L’effetto politico è immediato e polarizzante. L’opera, diventata emblema di scelte di governo, converte il rifiuto del visto in un capitolo centrale del dibattito politico nazionale: accuse di ingerenza, richieste di chiarimenti, appelli alla responsabilità istituzionale si alternano a dichiarazioni che promettono di non fermare l’iniziativa. Sullo sfondo, partiti e leader provano a trasformare l’episodio in arma di comunicazione: per alcuni prova di forza a difesa di scelte impopolari ma «necessarie», per altri conferma della necessità di trasparenza e prudenza nella gestione delle risorse pubbliche.

A breve termine, resta da vedere se il governo impugnerà la decisione, presenterà atti integrativi per rispondere ai rilievi, o rivedrà il progetto nei punti critici segnalati dalla Corte. Le motivazioni, quando pubblicate, saranno determinanti per capire l’ampiezza e la natura dei rilievi: questioni formali, profili contabili, lacune documentali o valutazioni più profonde sui presupposti economici e tecnici.

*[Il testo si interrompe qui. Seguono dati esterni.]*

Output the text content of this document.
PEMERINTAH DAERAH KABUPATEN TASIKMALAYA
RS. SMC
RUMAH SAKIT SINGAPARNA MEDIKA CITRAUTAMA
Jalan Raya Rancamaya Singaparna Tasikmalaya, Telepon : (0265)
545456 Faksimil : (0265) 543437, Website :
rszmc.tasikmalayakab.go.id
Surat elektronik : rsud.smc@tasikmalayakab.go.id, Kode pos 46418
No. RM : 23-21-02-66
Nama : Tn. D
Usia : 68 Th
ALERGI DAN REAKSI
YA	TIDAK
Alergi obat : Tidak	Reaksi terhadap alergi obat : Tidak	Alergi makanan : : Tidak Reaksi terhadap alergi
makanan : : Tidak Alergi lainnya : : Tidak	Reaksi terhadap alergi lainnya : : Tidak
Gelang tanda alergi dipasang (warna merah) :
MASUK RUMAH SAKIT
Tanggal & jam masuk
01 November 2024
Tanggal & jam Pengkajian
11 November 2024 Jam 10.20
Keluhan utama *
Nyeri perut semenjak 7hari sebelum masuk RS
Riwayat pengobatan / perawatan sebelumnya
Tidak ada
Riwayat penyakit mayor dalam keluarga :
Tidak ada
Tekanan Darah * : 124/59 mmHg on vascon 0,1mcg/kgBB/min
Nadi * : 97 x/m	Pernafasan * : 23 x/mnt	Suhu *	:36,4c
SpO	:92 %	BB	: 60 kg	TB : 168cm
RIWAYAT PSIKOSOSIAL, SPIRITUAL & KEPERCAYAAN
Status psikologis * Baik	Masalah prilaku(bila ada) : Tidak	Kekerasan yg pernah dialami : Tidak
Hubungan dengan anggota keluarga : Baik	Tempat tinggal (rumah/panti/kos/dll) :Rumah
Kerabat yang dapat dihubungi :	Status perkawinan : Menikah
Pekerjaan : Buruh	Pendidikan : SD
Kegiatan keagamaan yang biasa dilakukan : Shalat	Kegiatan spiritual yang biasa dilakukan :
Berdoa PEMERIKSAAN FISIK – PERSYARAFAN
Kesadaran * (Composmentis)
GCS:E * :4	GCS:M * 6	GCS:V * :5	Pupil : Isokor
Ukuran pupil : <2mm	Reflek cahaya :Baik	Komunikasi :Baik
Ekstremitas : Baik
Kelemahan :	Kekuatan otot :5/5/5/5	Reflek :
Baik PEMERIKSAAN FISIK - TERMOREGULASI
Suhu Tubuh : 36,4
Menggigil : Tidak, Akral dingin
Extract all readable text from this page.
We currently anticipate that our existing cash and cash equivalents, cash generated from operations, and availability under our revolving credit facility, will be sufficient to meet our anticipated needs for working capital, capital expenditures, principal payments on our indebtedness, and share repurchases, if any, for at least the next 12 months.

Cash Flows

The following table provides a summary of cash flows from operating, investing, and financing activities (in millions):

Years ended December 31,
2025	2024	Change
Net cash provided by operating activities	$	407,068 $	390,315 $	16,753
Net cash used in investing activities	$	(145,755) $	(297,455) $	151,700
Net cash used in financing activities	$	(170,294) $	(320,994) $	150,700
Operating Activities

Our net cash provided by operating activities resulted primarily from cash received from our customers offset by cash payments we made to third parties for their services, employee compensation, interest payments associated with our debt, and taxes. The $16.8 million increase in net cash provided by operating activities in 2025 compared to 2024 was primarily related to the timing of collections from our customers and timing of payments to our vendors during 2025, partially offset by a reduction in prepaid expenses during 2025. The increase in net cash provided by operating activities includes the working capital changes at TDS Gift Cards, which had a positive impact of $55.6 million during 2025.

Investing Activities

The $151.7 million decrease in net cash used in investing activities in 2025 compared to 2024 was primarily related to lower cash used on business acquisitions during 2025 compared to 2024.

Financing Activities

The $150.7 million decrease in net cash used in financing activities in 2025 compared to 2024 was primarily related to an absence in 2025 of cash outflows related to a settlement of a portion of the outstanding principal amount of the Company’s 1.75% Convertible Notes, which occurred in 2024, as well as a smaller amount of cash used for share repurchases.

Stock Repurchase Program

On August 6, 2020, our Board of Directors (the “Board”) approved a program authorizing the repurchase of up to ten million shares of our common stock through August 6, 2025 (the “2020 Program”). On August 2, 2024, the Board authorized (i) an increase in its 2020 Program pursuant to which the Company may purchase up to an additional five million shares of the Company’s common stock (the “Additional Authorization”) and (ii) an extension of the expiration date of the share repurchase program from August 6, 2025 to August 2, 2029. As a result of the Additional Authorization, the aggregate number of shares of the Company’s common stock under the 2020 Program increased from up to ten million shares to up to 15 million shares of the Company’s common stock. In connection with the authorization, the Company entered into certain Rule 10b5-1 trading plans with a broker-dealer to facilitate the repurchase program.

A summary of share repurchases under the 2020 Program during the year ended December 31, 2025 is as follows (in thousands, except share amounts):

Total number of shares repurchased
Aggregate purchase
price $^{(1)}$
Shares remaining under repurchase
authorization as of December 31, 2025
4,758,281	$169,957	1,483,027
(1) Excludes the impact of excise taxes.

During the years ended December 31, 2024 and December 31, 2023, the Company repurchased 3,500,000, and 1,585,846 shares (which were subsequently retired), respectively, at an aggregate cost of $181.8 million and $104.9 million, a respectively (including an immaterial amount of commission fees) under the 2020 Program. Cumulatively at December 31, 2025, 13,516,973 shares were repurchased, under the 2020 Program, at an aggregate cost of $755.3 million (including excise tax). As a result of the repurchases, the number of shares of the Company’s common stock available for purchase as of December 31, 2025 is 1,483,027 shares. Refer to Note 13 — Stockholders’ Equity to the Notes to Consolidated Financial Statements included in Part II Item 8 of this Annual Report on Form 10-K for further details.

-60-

Il Ponte sullo Stretto non è solo un dossier di governo: è anche un racconto di territori che da anni convivono con l’idea di un possibile collegamento fisso. Comunità di Sicilia e Calabria si sono alternate tra attese di rilancio economico e paure di trasformazioni non volute. Le imprese del settore hanno guardato all’opera come a un’occasione di lavoro e investimento, mentre associazioni e comitati locali si sono spesso mobilitati per chiedere garanzie o opporsi a progetti giudicati invasivi.

Il blocco della Corte dei Conti riapre dunque una partita che non è solo istituzionale ma sociale: come verranno gestite le aspettative dei territori, come si concilieranno sviluppo e tutela, quali modalità di partecipazione e confronto saranno messe in campo per ricomporre interessi diversi saranno domande decisive per il futuro.

Il calendario politico e amministrativo ora è scandito dall’attesa delle motivazioni ufficiali. Entro trenta giorni la Corte pubblicherà le ragioni del suo rifiuto: sarà quel documento, tecnico-legale, a dire se il progetto potrà essere corretto e ripresentato, se serviranno integrazioni o se il percorso dovrà cambiare passo. È plausibile che seguano passaggi di chiarimento tra ministeri, approfondimenti tecnici e, eventualmente, nuove decisioni politiche.